Oil has jumped more than 50% this year as demand is rebounding faster than OPEC+ adds supplies, while U.S. production has remained steady. This week the cartel was unable to reach an agreement on bringing back curtailed output, further tightening the market.
ETFs focused on energy stocks have so far returned a median 43% in 2021, more than any other industry. From Marathon Oil Corp. to Occidental Petroleum Corp., five out of the 10 best performers in the S&P 500 index this year are U.S. shale drillers.
Years of declining energy stocks drastically reduced their weight in funds tracking broad stock indexes, such as the $379-billion SPDR S&P 500 ETF Trust.
“This is forcing people to catch the rebound with specific energy ETFs,” Athanasios Psarofagis, a Bloomberg Intelligence ETF analyst, said in an interview.
Energy-equity funds have also been a way to bet on oil’s rally, as an alternative to commodity-tracking ETFs such as the United States Oil Fund, which holds crude futures contracts.

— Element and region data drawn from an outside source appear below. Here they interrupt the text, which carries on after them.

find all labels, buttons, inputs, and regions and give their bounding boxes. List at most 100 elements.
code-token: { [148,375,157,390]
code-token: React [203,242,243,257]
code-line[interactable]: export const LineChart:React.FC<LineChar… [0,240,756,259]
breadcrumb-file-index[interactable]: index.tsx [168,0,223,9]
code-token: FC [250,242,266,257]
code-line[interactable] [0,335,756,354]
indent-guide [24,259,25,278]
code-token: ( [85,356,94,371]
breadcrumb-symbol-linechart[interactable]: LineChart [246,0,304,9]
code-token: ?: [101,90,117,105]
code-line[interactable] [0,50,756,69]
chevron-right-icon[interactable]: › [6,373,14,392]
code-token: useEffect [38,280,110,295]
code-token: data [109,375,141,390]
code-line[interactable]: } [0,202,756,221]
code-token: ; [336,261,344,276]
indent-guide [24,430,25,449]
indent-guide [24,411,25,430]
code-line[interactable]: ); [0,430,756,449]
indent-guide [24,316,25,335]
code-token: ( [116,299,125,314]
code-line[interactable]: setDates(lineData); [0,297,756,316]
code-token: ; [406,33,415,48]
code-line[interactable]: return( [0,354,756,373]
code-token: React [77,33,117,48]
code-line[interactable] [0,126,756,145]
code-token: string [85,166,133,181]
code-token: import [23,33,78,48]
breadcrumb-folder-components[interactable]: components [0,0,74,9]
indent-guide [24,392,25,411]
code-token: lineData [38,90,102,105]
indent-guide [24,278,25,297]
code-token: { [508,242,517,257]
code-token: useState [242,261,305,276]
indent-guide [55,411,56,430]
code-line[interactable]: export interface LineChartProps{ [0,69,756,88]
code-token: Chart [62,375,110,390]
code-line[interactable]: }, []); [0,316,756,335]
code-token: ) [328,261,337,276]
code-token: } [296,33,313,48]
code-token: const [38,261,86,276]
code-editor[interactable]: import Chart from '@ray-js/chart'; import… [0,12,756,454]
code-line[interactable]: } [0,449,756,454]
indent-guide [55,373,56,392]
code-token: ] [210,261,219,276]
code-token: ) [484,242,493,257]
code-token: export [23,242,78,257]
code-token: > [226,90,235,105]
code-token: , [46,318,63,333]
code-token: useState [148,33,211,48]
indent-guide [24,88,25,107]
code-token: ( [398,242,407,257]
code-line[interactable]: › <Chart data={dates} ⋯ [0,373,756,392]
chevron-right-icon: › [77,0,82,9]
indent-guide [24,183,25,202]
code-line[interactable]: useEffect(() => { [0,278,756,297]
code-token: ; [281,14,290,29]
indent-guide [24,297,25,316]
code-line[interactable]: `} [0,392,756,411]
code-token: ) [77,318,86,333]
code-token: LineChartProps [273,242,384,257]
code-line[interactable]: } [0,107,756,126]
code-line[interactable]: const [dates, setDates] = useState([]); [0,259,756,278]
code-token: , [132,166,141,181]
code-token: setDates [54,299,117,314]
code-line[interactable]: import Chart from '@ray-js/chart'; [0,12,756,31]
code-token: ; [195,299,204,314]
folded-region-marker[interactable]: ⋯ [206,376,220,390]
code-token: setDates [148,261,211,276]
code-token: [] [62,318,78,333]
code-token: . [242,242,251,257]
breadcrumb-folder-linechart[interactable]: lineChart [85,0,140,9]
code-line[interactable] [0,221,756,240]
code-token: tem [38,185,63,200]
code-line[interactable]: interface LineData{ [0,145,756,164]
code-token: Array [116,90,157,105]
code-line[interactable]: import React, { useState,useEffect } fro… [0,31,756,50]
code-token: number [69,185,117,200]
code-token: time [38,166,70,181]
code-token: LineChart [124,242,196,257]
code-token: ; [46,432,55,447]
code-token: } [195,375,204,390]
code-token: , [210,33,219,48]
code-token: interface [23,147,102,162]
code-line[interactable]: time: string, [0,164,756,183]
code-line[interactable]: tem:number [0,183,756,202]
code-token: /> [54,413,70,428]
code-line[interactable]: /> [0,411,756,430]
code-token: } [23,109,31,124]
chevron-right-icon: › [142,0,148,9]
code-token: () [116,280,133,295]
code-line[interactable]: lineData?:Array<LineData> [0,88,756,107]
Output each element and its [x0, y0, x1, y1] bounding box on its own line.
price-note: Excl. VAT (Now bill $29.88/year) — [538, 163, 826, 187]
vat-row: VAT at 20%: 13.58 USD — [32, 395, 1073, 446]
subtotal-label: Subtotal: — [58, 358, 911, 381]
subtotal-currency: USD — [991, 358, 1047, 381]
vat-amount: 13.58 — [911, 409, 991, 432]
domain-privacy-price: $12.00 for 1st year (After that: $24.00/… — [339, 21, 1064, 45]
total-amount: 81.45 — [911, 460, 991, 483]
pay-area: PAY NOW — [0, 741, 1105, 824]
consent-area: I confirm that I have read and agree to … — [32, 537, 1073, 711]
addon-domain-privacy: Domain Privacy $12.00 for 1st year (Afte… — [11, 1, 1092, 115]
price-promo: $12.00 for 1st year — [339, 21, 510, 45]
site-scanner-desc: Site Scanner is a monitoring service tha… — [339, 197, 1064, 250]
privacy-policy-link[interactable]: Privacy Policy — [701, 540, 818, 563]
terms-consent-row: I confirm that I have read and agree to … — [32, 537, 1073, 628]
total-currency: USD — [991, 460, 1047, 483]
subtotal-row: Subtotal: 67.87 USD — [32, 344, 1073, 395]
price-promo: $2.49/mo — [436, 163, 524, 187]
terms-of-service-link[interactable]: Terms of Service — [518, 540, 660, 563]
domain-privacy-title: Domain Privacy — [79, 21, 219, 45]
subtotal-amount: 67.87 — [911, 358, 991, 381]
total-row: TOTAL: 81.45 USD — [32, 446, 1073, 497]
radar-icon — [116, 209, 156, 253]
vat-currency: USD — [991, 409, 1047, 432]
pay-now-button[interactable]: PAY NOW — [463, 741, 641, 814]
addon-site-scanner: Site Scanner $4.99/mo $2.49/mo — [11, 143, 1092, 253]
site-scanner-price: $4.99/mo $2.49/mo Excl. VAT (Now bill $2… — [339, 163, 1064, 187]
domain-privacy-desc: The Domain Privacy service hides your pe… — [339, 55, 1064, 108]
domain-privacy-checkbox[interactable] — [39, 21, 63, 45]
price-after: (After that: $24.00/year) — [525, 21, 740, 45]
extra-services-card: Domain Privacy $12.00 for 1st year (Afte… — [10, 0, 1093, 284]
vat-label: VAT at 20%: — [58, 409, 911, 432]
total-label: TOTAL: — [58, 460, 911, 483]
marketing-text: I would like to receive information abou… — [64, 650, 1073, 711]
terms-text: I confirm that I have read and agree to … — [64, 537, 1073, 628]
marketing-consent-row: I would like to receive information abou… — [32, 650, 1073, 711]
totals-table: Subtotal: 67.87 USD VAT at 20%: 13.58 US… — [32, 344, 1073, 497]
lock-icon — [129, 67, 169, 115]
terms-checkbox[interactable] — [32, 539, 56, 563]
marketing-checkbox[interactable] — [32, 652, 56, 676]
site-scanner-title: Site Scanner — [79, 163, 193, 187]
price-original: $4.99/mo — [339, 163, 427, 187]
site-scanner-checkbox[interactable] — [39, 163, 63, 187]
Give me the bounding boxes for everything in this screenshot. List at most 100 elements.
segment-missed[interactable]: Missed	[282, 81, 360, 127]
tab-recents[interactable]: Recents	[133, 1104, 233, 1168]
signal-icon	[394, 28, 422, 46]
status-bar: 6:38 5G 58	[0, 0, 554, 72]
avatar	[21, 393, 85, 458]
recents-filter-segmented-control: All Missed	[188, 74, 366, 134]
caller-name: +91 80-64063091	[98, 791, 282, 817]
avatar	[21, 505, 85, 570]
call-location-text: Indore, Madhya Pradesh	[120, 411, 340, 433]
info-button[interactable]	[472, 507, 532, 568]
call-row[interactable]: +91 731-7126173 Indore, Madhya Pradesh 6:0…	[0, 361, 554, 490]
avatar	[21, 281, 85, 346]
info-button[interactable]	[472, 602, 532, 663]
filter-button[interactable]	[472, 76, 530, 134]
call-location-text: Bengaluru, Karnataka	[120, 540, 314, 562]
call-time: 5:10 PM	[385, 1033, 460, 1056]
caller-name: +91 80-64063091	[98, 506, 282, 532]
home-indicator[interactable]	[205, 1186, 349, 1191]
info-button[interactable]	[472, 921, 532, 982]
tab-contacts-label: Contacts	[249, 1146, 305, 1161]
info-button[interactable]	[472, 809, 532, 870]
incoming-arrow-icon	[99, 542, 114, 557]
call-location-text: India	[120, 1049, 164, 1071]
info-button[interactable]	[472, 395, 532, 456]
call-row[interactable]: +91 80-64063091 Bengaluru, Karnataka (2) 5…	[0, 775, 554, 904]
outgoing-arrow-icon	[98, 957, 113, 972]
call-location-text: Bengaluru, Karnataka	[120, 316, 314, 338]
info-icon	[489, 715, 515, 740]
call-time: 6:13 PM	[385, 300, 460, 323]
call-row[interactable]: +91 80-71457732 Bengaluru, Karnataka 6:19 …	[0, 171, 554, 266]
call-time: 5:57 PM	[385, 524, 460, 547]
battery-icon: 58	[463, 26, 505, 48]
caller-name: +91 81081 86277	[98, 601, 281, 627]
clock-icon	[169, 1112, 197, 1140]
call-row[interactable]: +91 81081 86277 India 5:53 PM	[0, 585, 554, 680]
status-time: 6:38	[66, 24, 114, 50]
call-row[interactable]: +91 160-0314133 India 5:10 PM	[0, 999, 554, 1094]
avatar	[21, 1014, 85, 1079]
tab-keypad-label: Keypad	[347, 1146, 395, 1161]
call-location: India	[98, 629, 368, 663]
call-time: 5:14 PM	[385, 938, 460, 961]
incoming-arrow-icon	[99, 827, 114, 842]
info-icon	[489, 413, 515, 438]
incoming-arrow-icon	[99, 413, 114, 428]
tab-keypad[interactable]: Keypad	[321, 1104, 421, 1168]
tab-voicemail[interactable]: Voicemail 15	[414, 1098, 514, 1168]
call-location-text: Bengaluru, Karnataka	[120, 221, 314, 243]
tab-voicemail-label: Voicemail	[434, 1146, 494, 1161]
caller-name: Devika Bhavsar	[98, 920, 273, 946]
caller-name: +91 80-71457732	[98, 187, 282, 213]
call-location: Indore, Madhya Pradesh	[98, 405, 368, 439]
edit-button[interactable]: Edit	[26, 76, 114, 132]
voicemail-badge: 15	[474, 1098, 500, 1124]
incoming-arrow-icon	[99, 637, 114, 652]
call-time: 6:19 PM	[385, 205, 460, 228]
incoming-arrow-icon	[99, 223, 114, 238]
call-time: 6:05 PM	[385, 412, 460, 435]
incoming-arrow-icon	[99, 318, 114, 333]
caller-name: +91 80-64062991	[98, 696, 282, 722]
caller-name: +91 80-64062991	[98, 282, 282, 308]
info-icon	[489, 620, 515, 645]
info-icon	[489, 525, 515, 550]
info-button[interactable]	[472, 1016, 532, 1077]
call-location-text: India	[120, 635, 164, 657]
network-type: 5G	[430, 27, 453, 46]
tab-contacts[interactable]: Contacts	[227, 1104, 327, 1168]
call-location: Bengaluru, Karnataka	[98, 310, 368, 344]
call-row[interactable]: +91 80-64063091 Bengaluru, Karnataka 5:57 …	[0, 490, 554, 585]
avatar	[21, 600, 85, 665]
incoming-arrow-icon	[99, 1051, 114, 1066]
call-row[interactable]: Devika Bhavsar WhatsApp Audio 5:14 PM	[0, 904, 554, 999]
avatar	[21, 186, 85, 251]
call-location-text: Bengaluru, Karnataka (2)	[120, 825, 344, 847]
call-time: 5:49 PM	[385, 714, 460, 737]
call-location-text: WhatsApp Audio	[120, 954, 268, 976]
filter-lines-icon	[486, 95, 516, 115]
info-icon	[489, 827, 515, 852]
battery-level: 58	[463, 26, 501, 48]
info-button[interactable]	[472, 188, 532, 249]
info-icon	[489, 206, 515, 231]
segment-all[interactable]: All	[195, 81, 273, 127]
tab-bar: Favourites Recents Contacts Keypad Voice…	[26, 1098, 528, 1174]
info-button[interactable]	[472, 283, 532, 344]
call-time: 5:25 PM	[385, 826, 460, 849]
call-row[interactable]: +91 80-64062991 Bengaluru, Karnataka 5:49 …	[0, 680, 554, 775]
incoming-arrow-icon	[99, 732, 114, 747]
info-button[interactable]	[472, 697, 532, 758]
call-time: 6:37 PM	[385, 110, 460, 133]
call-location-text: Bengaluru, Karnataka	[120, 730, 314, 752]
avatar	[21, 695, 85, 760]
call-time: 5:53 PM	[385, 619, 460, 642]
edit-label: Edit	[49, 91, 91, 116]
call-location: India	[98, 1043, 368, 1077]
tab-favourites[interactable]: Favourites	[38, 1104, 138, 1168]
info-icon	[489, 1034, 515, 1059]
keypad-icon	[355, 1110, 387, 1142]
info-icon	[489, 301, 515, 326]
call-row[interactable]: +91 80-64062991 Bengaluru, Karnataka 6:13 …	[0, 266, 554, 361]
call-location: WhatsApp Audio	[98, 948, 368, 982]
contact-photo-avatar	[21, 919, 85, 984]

Energy Select Sector SPDR Fund, which holds about $25 billion and is heavily exposed to Exxon Mobil Corp. and Chevron Corp, had the biggest inflow among energy-stocks ETFs so far this year. It received double the investment that went into iShares Global Clean Energy ETF, which offers exposure to renewables behemoths including Vestas Wind Systems A/S and NextEra Energy Inc. and had the second biggest inflow so far this year.